Two-sample t-test with Unequal Sample Sizes in R

2024-05-08 431 words 3 minutes

Contents

The two-sample t-test with unequal sample sizes can be performed using the built-in t.test() function from in R.

In case of unequal sample sizes, you should check the assumption of the equality of variances (homoscedasticity).

If the variances are not equal you should perform the Welch’s t-test (which does not assume equal variances between the two samples).

You should use Student’s two-sample t-test with unequal sample sizes when variances are equal

t.test(sample1, sample2, var.equal = TRUE)

Tip

By default, if you do not specify the var.equal parameter, t.test() will perform a two-sample t-test assuming non-equal variances between two samples.

You should use Welch’s t-test with unequal sample sizes when variances are not equal

# Welch t-test
t.test(sample1, sample2, var.equal = FALSE)

Welch’s t-test is appropriate for unequal sample sizes when variances are not equal as it adjusts for differences in sample size and variance.

The following examples demonstrate how to perform a two-sample t-test with unequal sample sizes using the built-in t.test() function in R.

Create dataset

Create datasets with unequal sizes for two samples ,

sample1 <- c(28, 35, 45, 65, 44, 56, 40, 42, 35, 34, 44)
sample2 <- c(15, 10, 40, 25, 26, 21)

The sample1 has 11 observations whereas the sample2 has 6 observations.

Check assumption of equality of variances (homoscedasticity)

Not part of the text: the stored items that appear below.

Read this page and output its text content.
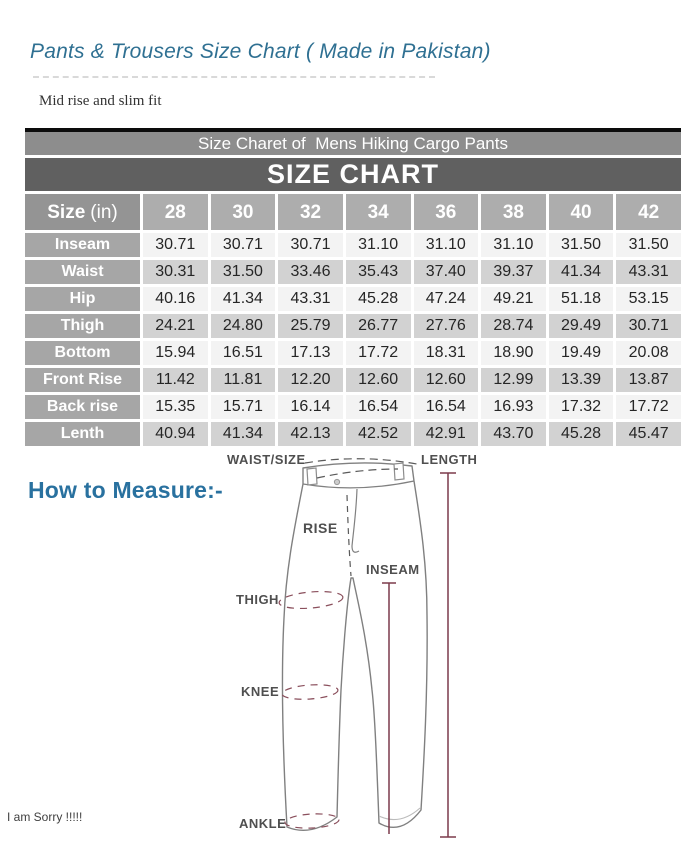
Pants & Trousers Size Chart ( Made in Pakistan)
Mid rise and slim fit
Size Charet of  Mens Hiking Cargo Pants
SIZE CHART
Size (in)	28	30	32	34	36	38	40	42
Inseam	30.71	30.71	30.71	31.10	31.10	31.10	31.50	31.50
Waist	30.31	31.50	33.46	35.43	37.40	39.37	41.34	43.31
Hip	40.16	41.34	43.31	45.28	47.24	49.21	51.18	53.15
Thigh	24.21	24.80	25.79	26.77	27.76	28.74	29.49	30.71
Bottom	15.94	16.51	17.13	17.72	18.31	18.90	19.49	20.08
Front Rise	11.42	11.81	12.20	12.60	12.60	12.99	13.39	13.87
Back rise	15.35	15.71	16.14	16.54	16.54	16.93	17.32	17.72
Lenth	40.94	41.34	42.13	42.52	42.91	43.70	45.28	45.47
How to Measure:-
WAIST/SIZE	LENGTH
RISE
INSEAM
THIGH
KNEE
ANKLE
I am Sorry !!!!!
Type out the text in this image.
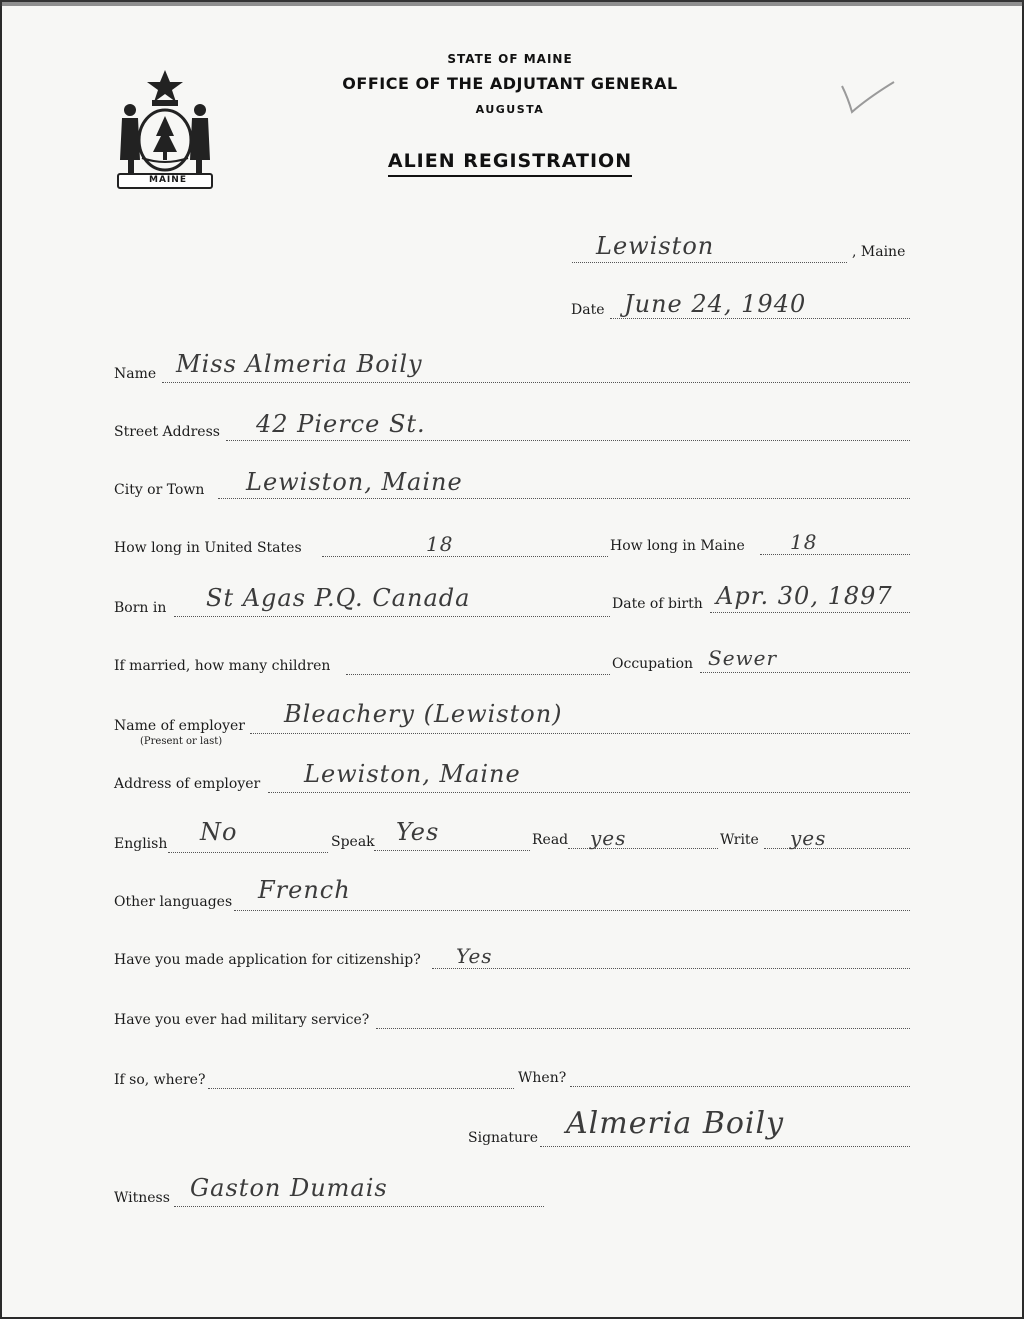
MAINE
STATE OF MAINE
OFFICE OF THE ADJUTANT GENERAL
AUGUSTA
ALIEN REGISTRATION
Lewiston	, Maine
Date June 24, 1940
Name Miss Almeria Boily
Street Address 42 Pierce St.
City or Town Lewiston, Maine
How long in United States	18	How long in Maine 18
Born in St Agas P.Q. Canada	Date of birth Apr. 30, 1897
If married, how many children	Occupation Sewer
Name of employer
(Present or last)
Bleachery (Lewiston)
Address of employer Lewiston, Maine
English No	Speak Yes	Read yes	Write yes
Other languages French
Have you made application for citizenship? Yes
Have you ever had military service?
If so, where?	When?
Signature Almeria Boily
Witness Gaston Dumais
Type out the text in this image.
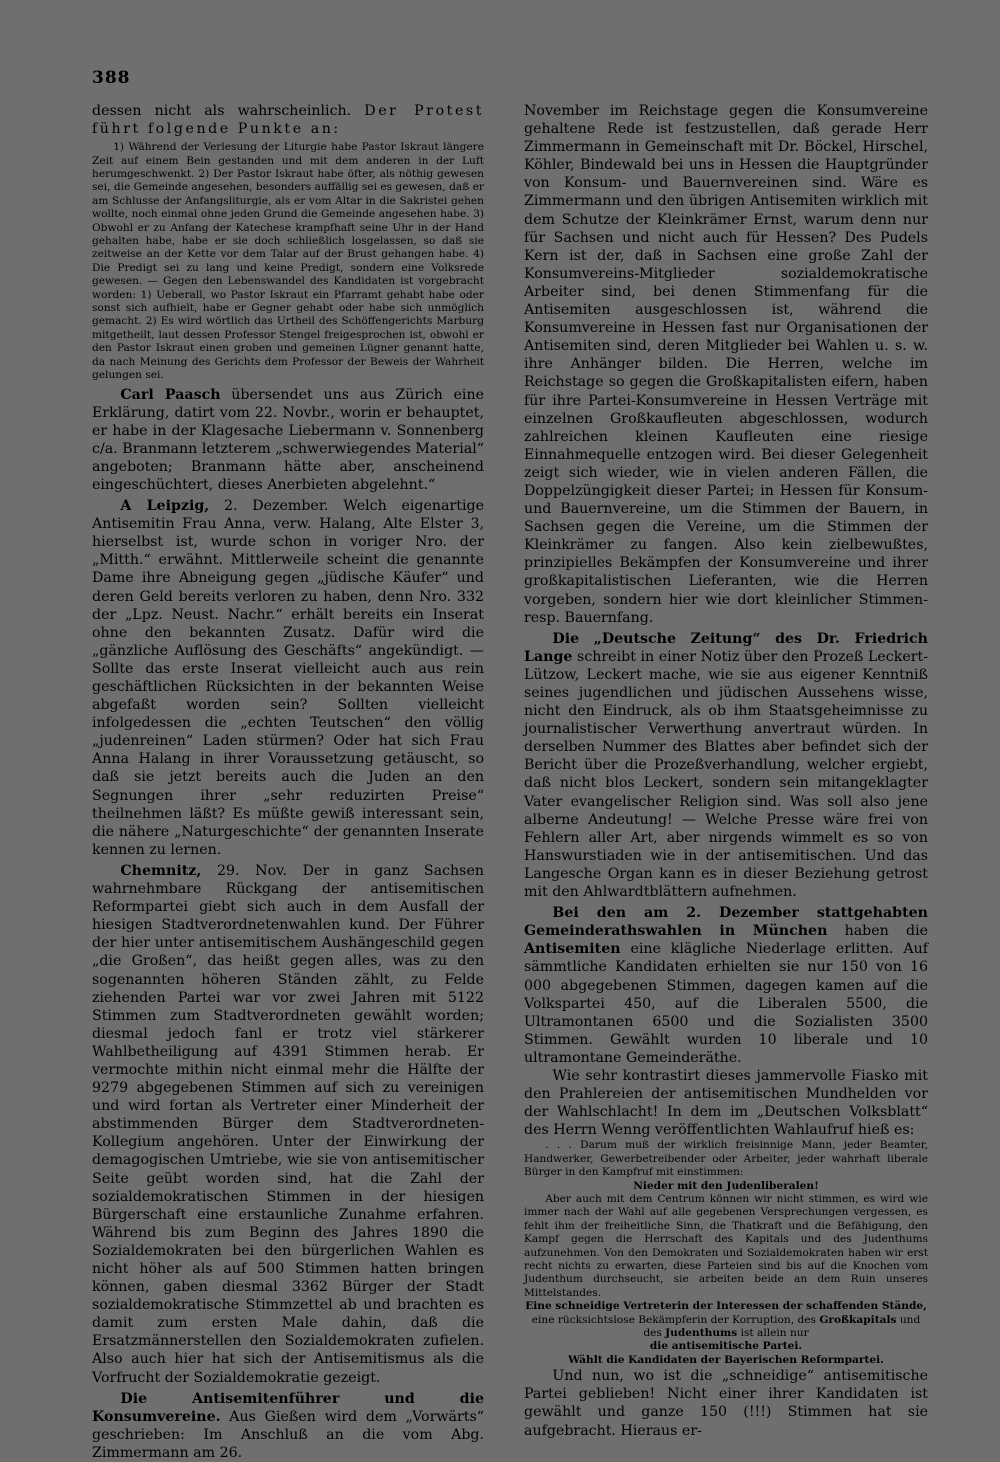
388

dessen nicht als wahrscheinlich. Der Protest führt folgende Punkte an:

1) Während der Verlesung der Liturgie habe Pastor Iskraut längere Zeit auf einem Bein gestanden und mit dem anderen in der Luft herumgeschwenkt. 2) Der Pastor Iskraut habe öfter, als nöthig gewesen sei, die Gemeinde angesehen, besonders auffällig sei es gewesen, daß er am Schlusse der Anfangsliturgie, als er vom Altar in die Sakristei gehen wollte, noch einmal ohne jeden Grund die Gemeinde angesehen habe. 3) Obwohl er zu Anfang der Katechese krampfhaft seine Uhr in der Hand gehalten habe, habe er sie doch schließlich losgelassen, so daß sie zeitweise an der Kette vor dem Talar auf der Brust gehangen habe. 4) Die Predigt sei zu lang und keine Predigt, sondern eine Volksrede gewesen. — Gegen den Lebenswandel des Kandidaten ist vorgebracht worden: 1) Ueberall, wo Pastor Iskraut ein Pfarramt gehabt habe oder sonst sich aufhielt, habe er Gegner gehabt oder habe sich unmöglich gemacht. 2) Es wird wörtlich das Urtheil des Schöffengerichts Marburg mitgetheilt, laut dessen Professor Stengel freigesprochen ist, obwohl er den Pastor Iskraut einen groben und gemeinen Lügner genannt hatte, da nach Meinung des Gerichts dem Professor der Beweis der Wahrheit gelungen sei.

Carl Paasch übersendet uns aus Zürich eine Erklärung, datirt vom 22. Novbr., worin er behauptet, er habe in der Klagesache Liebermann v. Sonnenberg c/a. Branmann letzterem „schwerwiegendes Material“ angeboten; Branmann hätte aber, anscheinend eingeschüchtert, dieses Anerbieten abgelehnt.“

A Leipzig, 2. Dezember. Welch eigenartige Antisemitin Frau Anna, verw. Halang, Alte Elster 3, hierselbst ist, wurde schon in voriger Nro. der „Mitth.“ erwähnt. Mittlerweile scheint die genannte Dame ihre Abneigung gegen „jüdische Käufer“ und deren Geld bereits verloren zu haben, denn Nro. 332 der „Lpz. Neust. Nachr.“ erhält bereits ein Inserat ohne den bekannten Zusatz. Dafür wird die „gänzliche Auflösung des Geschäfts“ angekündigt. — Sollte das erste Inserat vielleicht auch aus rein geschäftlichen Rücksichten in der bekannten Weise abgefaßt worden sein? Sollten vielleicht infolgedessen die „echten Teutschen“ den völlig „judenreinen“ Laden stürmen? Oder hat sich Frau Anna Halang in ihrer Voraussetzung getäuscht, so daß sie jetzt bereits auch die Juden an den Segnungen ihrer „sehr reduzirten Preise“ theilnehmen läßt? Es müßte gewiß interessant sein, die nähere „Naturgeschichte“ der genannten Inserate kennen zu lernen.

Chemnitz, 29. Nov. Der in ganz Sachsen wahrnehmbare Rückgang der antisemitischen Reformpartei giebt sich auch in dem Ausfall der hiesigen Stadtverordnetenwahlen kund. Der Führer der hier unter antisemitischem Aushängeschild gegen „die Großen“, das heißt gegen alles, was zu den sogenannten höheren Ständen zählt, zu Felde ziehenden Partei war vor zwei Jahren mit 5122 Stimmen zum Stadtverordneten gewählt worden; diesmal jedoch fanl er trotz viel stärkerer Wahlbetheiligung auf 4391 Stimmen herab. Er vermochte mithin nicht einmal mehr die Hälfte der 9279 abgegebenen Stimmen auf sich zu vereinigen und wird fortan als Vertreter einer Minderheit der abstimmenden Bürger dem Stadtverordneten-Kollegium angehören. Unter der Einwirkung der demagogischen Umtriebe, wie sie von antisemitischer Seite geübt worden sind, hat die Zahl der sozialdemokratischen Stimmen in der hiesigen Bürgerschaft eine erstaunliche Zunahme erfahren. Während bis zum Beginn des Jahres 1890 die Sozialdemokraten bei den bürgerlichen Wahlen es nicht höher als auf 500 Stimmen hatten bringen können, gaben diesmal 3362 Bürger der Stadt sozialdemokratische Stimmzettel ab und brachten es damit zum ersten Male dahin, daß die Ersatzmännerstellen den Sozialdemokraten zufielen. Also auch hier hat sich der Antisemitismus als die Vorfrucht der Sozialdemokratie gezeigt.

Die Antisemitenführer und die Konsumvereine. Aus Gießen wird dem „Vorwärts“ geschrieben: Im Anschluß an die vom Abg. Zimmermann am 26.

November im Reichstage gegen die Konsumvereine gehaltene Rede ist festzustellen, daß gerade Herr Zimmermann in Gemeinschaft mit Dr. Böckel, Hirschel, Köhler, Bindewald bei uns in Hessen die Hauptgründer von Konsum- und Bauernvereinen sind. Wäre es Zimmermann und den übrigen Antisemiten wirklich mit dem Schutze der Kleinkrämer Ernst, warum denn nur für Sachsen und nicht auch für Hessen? Des Pudels Kern ist der, daß in Sachsen eine große Zahl der Konsumvereins-Mitglieder sozialdemokratische Arbeiter sind, bei denen Stimmenfang für die Antisemiten ausgeschlossen ist, während die Konsumvereine in Hessen fast nur Organisationen der Antisemiten sind, deren Mitglieder bei Wahlen u. s. w. ihre Anhänger bilden. Die Herren, welche im Reichstage so gegen die Großkapitalisten eifern, haben für ihre Partei-Konsumvereine in Hessen Verträge mit einzelnen Großkaufleuten abgeschlossen, wodurch zahlreichen kleinen Kaufleuten eine riesige Einnahmequelle entzogen wird. Bei dieser Gelegenheit zeigt sich wieder, wie in vielen anderen Fällen, die Doppelzüngigkeit dieser Partei; in Hessen für Konsum- und Bauernvereine, um die Stimmen der Bauern, in Sachsen gegen die Vereine, um die Stimmen der Kleinkrämer zu fangen. Also kein zielbewußtes, prinzipielles Bekämpfen der Konsumvereine und ihrer großkapitalistischen Lieferanten, wie die Herren vorgeben, sondern hier wie dort kleinlicher Stimmen- resp. Bauernfang.

Die „Deutsche Zeitung“ des Dr. Friedrich Lange schreibt in einer Notiz über den Prozeß Leckert-Lützow, Leckert mache, wie sie aus eigener Kenntniß seines jugendlichen und jüdischen Aussehens wisse, nicht den Eindruck, als ob ihm Staatsgeheimnisse zu journalistischer Verwerthung anvertraut würden. In derselben Nummer des Blattes aber befindet sich der Bericht über die Prozeßverhandlung, welcher ergiebt, daß nicht blos Leckert, sondern sein mitangeklagter Vater evangelischer Religion sind. Was soll also jene alberne Andeutung! — Welche Presse wäre frei von Fehlern aller Art, aber nirgends wimmelt es so von Hanswurstiaden wie in der antisemitischen. Und das Langesche Organ kann es in dieser Beziehung getrost mit den Ahlwardtblättern aufnehmen.

Bei den am 2. Dezember stattgehabten Gemeinderathswahlen in München haben die Antisemiten eine klägliche Niederlage erlitten. Auf sämmtliche Kandidaten erhielten sie nur 150 von 16 000 abgegebenen Stimmen, dagegen kamen auf die Volkspartei 450, auf die Liberalen 5500, die Ultramontanen 6500 und die Sozialisten 3500 Stimmen. Gewählt wurden 10 liberale und 10 ultramontane Gemeinderäthe.

Wie sehr kontrastirt dieses jammervolle Fiasko mit den Prahlereien der antisemitischen Mundhelden vor der Wahlschlacht! In dem im „Deutschen Volksblatt“ des Herrn Wenng veröffentlichten Wahlaufruf hieß es:

. . . Darum muß der wirklich freisinnige Mann, jeder Beamter, Handwerker, Gewerbetreibender oder Arbeiter, jeder wahrhaft liberale Bürger in den Kampfruf mit einstimmen:

Nieder mit den Judenliberalen!

Aber auch mit dem Centrum können wir nicht stimmen, es wird wie immer nach der Wahl auf alle gegebenen Versprechungen vergessen, es fehlt ihm der freiheitliche Sinn, die Thatkraft und die Befähigung, den Kampf gegen die Herrschaft des Kapitals und des Judenthums aufzunehmen. Von den Demokraten und Sozialdemokraten haben wir erst recht nichts zu erwarten, diese Parteien sind bis auf die Knochen vom Judenthum durchseucht, sie arbeiten beide an dem Ruin unseres Mittelstandes.

Eine schneidige Vertreterin der Interessen der schaffenden Stände, eine rücksichtslose Bekämpferin der Korruption, des Großkapitals und des Judenthums ist allein nur

die antisemitische Partei.

Wählt die Kandidaten der Bayerischen Reformpartei.

Und nun, wo ist die „schneidige“ antisemitische Partei geblieben! Nicht einer ihrer Kandidaten ist gewählt und ganze 150 (!!!) Stimmen hat sie aufgebracht. Hieraus er-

Before performing the two-sample t-test with unequal sample sizes, you should check the assumption of the equality of variances.

You can use Levene’s test to assess whether the variances of the two samples are equal

# load package
library(car)


leveneTest(c(sample1, sample2), 
	group = factor(rep(c("sample1", "sample2"), c(length(sample1), length(sample2)))))

# output
Levene's Test for Homogeneity of Variance (center = median)
      Df F value Pr(>F)
group  1   2e-04 0.9897
      15

As the p value (0.9897) from Levene’s test is greater than significance level (0.05), you would fail to reject the null hypothesis of equal variances i.e. variances are equal between the two samples.

Perform two-sample t-test

As the variances are equal between two unequal sizes samples, you should perform the two-sample t-test using t.test() function (assuming equal variance).

t.test(sample1, sample2, var.equal = TRUE)

# output
	Two Sample t-test

data:  sample1 and sample2
t = 3.715, df = 15, p-value = 0.002074
alternative hypothesis: true difference in means is not equal to 0
95 percent confidence interval:
  8.402563 31.021680
sample estimates:
mean of x mean of y 
 42.54545  22.83333

As the p value (0.002) from the two-sample t-test is less than a significance level (0.05), you should reject the null hypothesis and conclude that there is a statistically significant difference between the means of the two samples with unequal sizes.